Alleanza Verdi e Sinistra contro Regione e Comune: “Difendere la salute pubblica e il territorio, non gli interessi delle multinazionali”

ROVIGO – A Sarzano, frazione di Rovigo, i candidati civici Dina Merlo e Claudio Curina della Lista Alleanza Verdi e Sinistra hanno incontrato i cittadini per discutere delle politiche regionali che incidono direttamente sul benessere e sulla qualità della vita dei polesani.
Al centro dell’incontro, la crisi della sanità territoriale, la mancanza di medici di base, il mancato sostegno all’agricoltura locale e la carenza delle infrastrutture ferroviarie, considerate fondamentali per far decollare le Zone Logistiche Speciali (ZLS) e attrarre nuove attività produttive.

Il caso APIS RO1: cittadini contro tutti

Merlo e Curina hanno poi affrontato il tema del contestato impianto a biometano di Sarzano (progetto APIS RO1), attualmente oggetto di ricorso da parte di un gruppo di cittadini e associazioni.
«L’impianto – hanno ricordato i candidati – è proposto da una società multinazionale, che nulla ha a che vedere con l’agricoltura, nonostante si dichiari come tale.
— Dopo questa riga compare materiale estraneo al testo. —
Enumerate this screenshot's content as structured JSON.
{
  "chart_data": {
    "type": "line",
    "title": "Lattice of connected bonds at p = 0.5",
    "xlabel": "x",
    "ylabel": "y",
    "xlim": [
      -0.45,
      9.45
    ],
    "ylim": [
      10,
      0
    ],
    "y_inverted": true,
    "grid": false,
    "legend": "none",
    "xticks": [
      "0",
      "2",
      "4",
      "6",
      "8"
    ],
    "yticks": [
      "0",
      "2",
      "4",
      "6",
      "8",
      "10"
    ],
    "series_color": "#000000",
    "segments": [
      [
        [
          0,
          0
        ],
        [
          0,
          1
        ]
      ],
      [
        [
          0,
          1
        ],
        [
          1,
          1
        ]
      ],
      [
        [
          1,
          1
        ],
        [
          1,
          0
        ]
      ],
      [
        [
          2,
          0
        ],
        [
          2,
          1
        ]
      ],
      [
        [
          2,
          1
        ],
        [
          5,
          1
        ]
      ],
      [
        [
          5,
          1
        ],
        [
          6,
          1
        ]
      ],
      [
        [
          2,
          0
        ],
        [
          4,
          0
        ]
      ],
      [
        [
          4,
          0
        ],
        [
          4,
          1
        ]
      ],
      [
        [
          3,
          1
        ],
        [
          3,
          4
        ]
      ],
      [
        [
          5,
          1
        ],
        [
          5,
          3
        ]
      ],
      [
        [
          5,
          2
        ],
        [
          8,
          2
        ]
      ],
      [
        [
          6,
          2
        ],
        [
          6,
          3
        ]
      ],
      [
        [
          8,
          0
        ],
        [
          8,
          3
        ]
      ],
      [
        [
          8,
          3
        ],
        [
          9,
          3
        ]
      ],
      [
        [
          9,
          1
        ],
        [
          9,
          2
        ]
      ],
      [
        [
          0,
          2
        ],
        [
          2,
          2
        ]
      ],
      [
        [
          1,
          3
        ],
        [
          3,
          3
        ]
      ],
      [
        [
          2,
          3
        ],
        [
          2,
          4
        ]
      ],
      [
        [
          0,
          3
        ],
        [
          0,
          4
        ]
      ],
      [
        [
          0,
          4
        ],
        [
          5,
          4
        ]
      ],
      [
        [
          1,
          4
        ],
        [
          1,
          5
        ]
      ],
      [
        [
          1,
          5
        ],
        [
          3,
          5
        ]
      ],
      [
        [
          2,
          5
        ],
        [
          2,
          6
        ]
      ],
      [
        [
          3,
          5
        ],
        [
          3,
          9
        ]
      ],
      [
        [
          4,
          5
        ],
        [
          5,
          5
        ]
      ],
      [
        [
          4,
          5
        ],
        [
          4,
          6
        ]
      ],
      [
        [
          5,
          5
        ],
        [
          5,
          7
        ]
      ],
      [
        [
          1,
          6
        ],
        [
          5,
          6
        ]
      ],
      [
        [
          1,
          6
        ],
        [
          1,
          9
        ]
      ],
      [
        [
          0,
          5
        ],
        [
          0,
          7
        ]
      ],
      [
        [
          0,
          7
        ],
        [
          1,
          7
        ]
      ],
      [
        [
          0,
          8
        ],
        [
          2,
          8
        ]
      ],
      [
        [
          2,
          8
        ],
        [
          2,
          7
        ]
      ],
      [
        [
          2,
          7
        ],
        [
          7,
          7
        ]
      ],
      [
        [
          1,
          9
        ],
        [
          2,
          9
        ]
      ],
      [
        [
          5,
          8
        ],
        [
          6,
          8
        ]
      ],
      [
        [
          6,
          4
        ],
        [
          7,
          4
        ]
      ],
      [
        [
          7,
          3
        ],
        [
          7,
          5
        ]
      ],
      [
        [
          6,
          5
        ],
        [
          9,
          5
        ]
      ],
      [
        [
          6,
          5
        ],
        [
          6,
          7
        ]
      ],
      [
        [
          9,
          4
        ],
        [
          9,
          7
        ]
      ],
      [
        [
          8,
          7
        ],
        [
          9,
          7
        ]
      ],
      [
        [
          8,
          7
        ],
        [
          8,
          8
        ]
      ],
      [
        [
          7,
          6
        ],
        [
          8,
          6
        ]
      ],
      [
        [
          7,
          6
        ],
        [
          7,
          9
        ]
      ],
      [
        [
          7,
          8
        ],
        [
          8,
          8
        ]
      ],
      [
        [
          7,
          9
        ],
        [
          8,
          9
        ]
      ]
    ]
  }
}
Ma la cosa più grave è che i cittadini, nel tentativo di difendere i propri diritti, si sono trovati contro la Regione e il Comune di Rovigo, che si sono costituiti in giudizio contro di loro».

Una situazione definita «paradossale», in cui chi abita nel territorio si trova a pagare di tasca propria per tutelare salute e ambiente, fronteggiando sia l’azienda privata sia le istituzioni che dovrebbero rappresentarlo.
«Non si è mai visto – hanno denunciato – che un’amministrazione pubblica eletta dai cittadini si rivolga contro di loro per difendere un progetto che mette a rischio aria, acqua e suolo agrario.»

“Fermare il biometano selvaggio”

I due candidati hanno ribadito la propria contrarietà alla proliferazione di impianti di biometano in tutto il Polesine.
«La Regione – hanno affermato – deve fermare questo modello di sviluppo che compromette la salute pubblica e la qualità della vita dei cittadini. È necessario cambiare le politiche e scegliere rappresentanti che difendano davvero i territori».

L’incontro si è concluso con l’annuncio di una nuova assemblea pubblica a Concadirame, in programma venerdì 14 novembre alle ore 21 presso l’ex scuola elementare, dove si continuerà a discutere di impianti inquinanti e tutela ambientale.